Playwright, filmmaker, and the man who almost tamed the gastronomic appetites of early ’70s Orson Welles, Alejandro Jodorowsky penned this mystical Tarzan tale about the lost son of a pair of white explorers deemed to be the reincarnation of a 19th-century holy man.

As an aside: did you see Jodorowsky’s Dune? You should really, really see that, man, because if an adaptation of Dune from the man who made Holy Mountain wouldn’t have been the most fascinating film ever made, I don’t know what could possibly fit that title.

I’ve never read The White Lama (AKA Le Lama Blanc), but the artwork by frequent Jodo collaborator George Bess (Chroniques al?atoires, Bobi) has piqued my interest.
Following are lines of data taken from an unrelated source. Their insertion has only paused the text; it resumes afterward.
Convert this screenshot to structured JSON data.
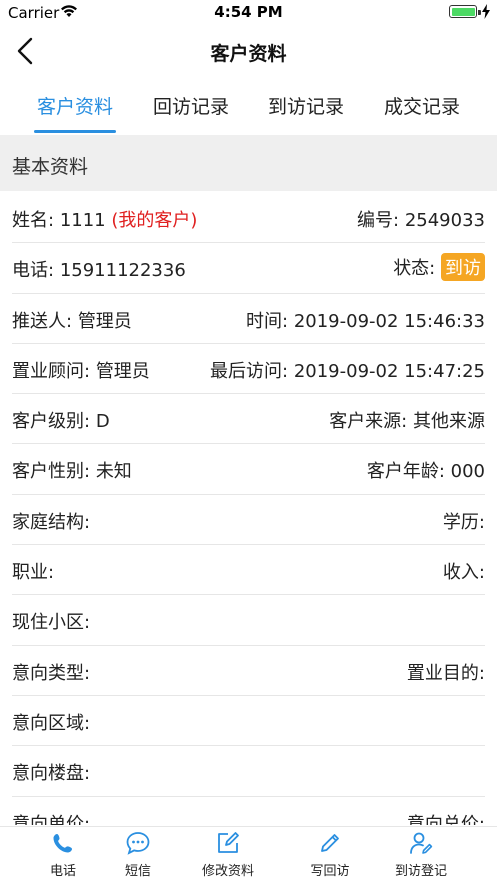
{
  "status_bar": {
    "carrier": "Carrier",
    "time": "4:54 PM"
  },
  "nav": {
    "title": "客户资料"
  },
  "tabs": [
    {
      "label": "客户资料",
      "active": true
    },
    {
      "label": "回访记录",
      "active": false
    },
    {
      "label": "到访记录",
      "active": false
    },
    {
      "label": "成交记录",
      "active": false
    }
  ],
  "section": {
    "title": "基本资料"
  },
  "rows": {
    "name": {
      "label": "姓名:",
      "value": "1111",
      "tag": "(我的客户)"
    },
    "number": {
      "label": "编号:",
      "value": "2549033"
    },
    "phone": {
      "label": "电话:",
      "value": "15911122336"
    },
    "status": {
      "label": "状态:",
      "value": "到访"
    },
    "referrer": {
      "label": "推送人:",
      "value": "管理员"
    },
    "time": {
      "label": "时间:",
      "value": "2019-09-02 15:46:33"
    },
    "consultant": {
      "label": "置业顾问:",
      "value": "管理员"
    },
    "last_visit": {
      "label": "最后访问:",
      "value": "2019-09-02 15:47:25"
    },
    "level": {
      "label": "客户级别:",
      "value": "D"
    },
    "source": {
      "label": "客户来源:",
      "value": "其他来源"
    },
    "gender": {
      "label": "客户性别:",
      "value": "未知"
    },
    "age": {
      "label": "客户年龄:",
      "value": "000"
    },
    "family": {
      "label": "家庭结构:",
      "value": ""
    },
    "education": {
      "label": "学历:",
      "value": ""
    },
    "job": {
      "label": "职业:",
      "value": ""
    },
    "income": {
      "label": "收入:",
      "value": ""
    },
    "community": {
      "label": "现住小区:",
      "value": ""
    },
    "intent_type": {
      "label": "意向类型:",
      "value": ""
    },
    "purpose": {
      "label": "置业目的:",
      "value": ""
    },
    "intent_area": {
      "label": "意向区域:",
      "value": ""
    },
    "intent_building": {
      "label": "意向楼盘:",
      "value": ""
    },
    "unit_price": {
      "label": "意向单价:",
      "value": ""
    },
    "total_price": {
      "label": "意向总价:",
      "value": ""
    }
  },
  "bottom_bar": {
    "items": [
      {
        "label": "电话",
        "icon": "phone-icon"
      },
      {
        "label": "短信",
        "icon": "message-icon"
      },
      {
        "label": "修改资料",
        "icon": "edit-icon"
      },
      {
        "label": "写回访",
        "icon": "pen-icon"
      },
      {
        "label": "到访登记",
        "icon": "user-edit-icon"
      }
    ]
  },
  "colors": {
    "accent": "#2a8fe0",
    "badge": "#f5a623",
    "tag_red": "#e02020",
    "section_bg": "#efefef"
  }
}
Plus, I wonder how an anti-colonialist like Jodorowsky approaches ye olde white savior myth through the lens of a mystical action comic.

The six-part story of The White Lama seems to offer Jodo plenty of space to explore some of his preoccupations, particularly spiritual awakenings in the midst of what he would probably suggest is a soul-deadening material grind, but it’s also a chance for a big, masterful storyteller to go buck wild on ideas of myth and transcendence.

And kung fu.

Humanoids is rereleasing The White Lama in a not-too-pricey hardcover ($39.99 for 296 pages) although you might want to check your calendars: while Previews is saying the book is out this week, Amazon has it listed as a July release.